Finalement, "Evil Or Divine" est un excellent concert, Ronnie est fantastique, toujours en mouvement et en forme vocalement. Il communique fréquemment avec le public, le remercie souvent, on ressent un grand respect réciproque.

Techniquement, l'image n'est malheureusement pas à la hauteur, on a l'impression qu'il s'agit d'une VHS, la définition n'est pas satisfaisante. Cependant, cela ne m'a pas posé problème.
Par contre, le son est excellent. Il est disponible dans trois formats. La stéréo est puissante, on entend parfaitement tous les instruments, le DD 5.1 est moins percutant mais plus équilibré et le DTS 5.1 est un cran légèrement au-dessus (à privilégier donc). Seul (léger) point négatif, l'ambiance est excellente mais on n'entend pas suffisamment le public (notamment lorsque Ronnie le met à contribution).

Indiquons que ce concert est également sorti en version CD en 2005.

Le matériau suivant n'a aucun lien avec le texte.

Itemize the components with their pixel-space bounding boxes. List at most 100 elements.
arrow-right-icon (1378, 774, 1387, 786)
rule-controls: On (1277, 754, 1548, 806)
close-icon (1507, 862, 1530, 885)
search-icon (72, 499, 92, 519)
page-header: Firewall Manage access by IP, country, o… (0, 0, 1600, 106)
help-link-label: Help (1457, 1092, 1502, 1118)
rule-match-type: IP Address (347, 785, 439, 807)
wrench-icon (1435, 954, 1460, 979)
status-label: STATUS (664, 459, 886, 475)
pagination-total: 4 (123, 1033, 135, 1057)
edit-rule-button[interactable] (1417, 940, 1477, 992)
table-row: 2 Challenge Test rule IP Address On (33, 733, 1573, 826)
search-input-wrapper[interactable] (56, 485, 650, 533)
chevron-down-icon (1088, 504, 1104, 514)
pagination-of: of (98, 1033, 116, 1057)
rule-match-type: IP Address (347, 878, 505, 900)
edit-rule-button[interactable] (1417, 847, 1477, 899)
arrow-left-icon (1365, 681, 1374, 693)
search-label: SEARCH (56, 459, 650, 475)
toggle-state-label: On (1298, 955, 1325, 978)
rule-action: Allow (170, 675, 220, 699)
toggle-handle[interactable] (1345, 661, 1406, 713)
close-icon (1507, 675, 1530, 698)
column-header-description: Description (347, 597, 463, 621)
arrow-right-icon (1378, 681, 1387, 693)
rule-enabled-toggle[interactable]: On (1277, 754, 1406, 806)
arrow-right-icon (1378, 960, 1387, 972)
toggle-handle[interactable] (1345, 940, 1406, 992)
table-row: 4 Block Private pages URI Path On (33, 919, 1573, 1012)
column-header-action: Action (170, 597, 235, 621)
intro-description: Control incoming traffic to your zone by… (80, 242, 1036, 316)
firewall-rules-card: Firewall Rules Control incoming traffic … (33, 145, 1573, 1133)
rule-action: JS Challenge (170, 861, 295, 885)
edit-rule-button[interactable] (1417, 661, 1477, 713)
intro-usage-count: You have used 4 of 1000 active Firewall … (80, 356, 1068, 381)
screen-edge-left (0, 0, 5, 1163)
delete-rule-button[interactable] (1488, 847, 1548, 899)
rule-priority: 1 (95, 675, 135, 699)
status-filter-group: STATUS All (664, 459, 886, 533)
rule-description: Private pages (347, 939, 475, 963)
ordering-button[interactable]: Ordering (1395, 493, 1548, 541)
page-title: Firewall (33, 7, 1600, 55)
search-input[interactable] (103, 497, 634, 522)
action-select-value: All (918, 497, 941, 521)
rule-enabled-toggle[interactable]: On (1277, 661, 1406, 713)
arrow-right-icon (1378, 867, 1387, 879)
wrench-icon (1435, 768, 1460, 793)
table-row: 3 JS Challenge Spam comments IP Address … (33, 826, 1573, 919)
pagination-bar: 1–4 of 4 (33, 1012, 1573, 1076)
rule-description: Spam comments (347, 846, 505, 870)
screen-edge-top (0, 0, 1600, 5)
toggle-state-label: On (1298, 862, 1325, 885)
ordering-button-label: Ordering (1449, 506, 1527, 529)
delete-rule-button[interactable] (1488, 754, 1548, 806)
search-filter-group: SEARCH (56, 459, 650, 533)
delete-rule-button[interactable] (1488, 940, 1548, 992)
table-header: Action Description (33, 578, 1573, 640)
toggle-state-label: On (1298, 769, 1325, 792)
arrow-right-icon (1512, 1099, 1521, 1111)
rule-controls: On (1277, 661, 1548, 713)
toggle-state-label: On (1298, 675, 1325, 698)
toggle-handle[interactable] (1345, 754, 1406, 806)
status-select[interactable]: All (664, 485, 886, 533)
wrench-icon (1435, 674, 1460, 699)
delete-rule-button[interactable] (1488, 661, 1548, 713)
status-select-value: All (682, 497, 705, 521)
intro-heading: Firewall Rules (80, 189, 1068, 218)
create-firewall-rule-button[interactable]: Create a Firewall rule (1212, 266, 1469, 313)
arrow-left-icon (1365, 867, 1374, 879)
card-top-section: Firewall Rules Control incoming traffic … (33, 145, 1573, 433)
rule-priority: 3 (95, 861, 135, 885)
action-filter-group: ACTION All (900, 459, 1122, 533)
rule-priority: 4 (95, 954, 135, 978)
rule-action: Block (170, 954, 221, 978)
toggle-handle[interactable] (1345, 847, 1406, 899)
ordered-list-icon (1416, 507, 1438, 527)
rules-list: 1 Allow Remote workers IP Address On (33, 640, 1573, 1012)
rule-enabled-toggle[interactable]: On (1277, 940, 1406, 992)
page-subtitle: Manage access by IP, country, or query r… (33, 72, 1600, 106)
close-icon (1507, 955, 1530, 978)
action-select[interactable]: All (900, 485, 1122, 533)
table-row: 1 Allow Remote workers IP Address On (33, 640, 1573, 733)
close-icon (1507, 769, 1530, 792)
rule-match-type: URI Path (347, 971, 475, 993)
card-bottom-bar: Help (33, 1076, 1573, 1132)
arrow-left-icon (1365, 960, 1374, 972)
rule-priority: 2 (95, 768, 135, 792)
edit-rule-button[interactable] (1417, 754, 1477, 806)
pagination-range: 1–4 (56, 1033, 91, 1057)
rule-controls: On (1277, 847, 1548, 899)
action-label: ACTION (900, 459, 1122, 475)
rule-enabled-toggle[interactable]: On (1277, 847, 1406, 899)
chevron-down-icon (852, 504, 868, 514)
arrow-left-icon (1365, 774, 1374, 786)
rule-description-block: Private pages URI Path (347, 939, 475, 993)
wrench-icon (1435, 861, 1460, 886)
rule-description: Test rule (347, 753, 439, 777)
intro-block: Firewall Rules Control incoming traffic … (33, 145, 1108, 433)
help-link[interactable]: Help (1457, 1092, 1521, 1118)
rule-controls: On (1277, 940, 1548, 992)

Setlist de "Evil Or Divine" (1h39) :
01. Killing The Dragon (de l'album Killing The Dragon, 2002)
02. Egypt (de l'album The Last In Line, 1984) / Children Of The Sea (Black Sabbath, tiré de l'album Heaven And Hell, 1980)
03. Push (de l'album Killing The Dragon, 2002)
04. Drum Solo
05. Stand Up And Shout (de l'album Holy Diver, 1983)
06. Rock And Roll (de l'album Killing The Dragon, 2002)
07. Don't Talk To Strangers (de l'album Holy Diver, 1983)
08. Man On The Silver Mountain (Rainbow, tiré de l'album Richie Blackmore'S Rainbow, 1975)
09. Guitar Solo
10. Long Live Rock And Roll (Rainbow, tiré de l'album Long Live Rock N Roll, 1977)
11. Lord Of The Last Day (tiré de l'album Magica, 2000)
12. Fever Dreams (tiré de l'album Magica, 2000)
13. Holy Diver (de l'album Holy Diver, 1983)
14. Heaven And Hell (Black Sabbath, tiré de l'album Heaven And Hell, 1980)
15. The Last In Line (de l'album The Last In Line, 1984)
16. Rainbow In The Dark (de l'album Holy Diver, 1983)
17. We Rock (de l'album The Last In Line, 1984)

Bonus :
- Interview d'environ onze minutes de R.J. Dio, en anglais (non sous-titrée).
- Scène en backstage (environ quatre minutes) sur les préparatifs du concert, les coulisses.
- Galerie de photos.
- Clip vidéo : "Push". On notera la participation de Jack Black (vu notamment dans King Kong - Version longue - Edition Deluxe 3 DVD et Rock Academy - Édition Collector) et Kyle Gass, tous deux issus du groupe Tenacious D. Ronnie joue d'ailleurs son propre rôle dans leur film Tenacious d in the pick of destiny.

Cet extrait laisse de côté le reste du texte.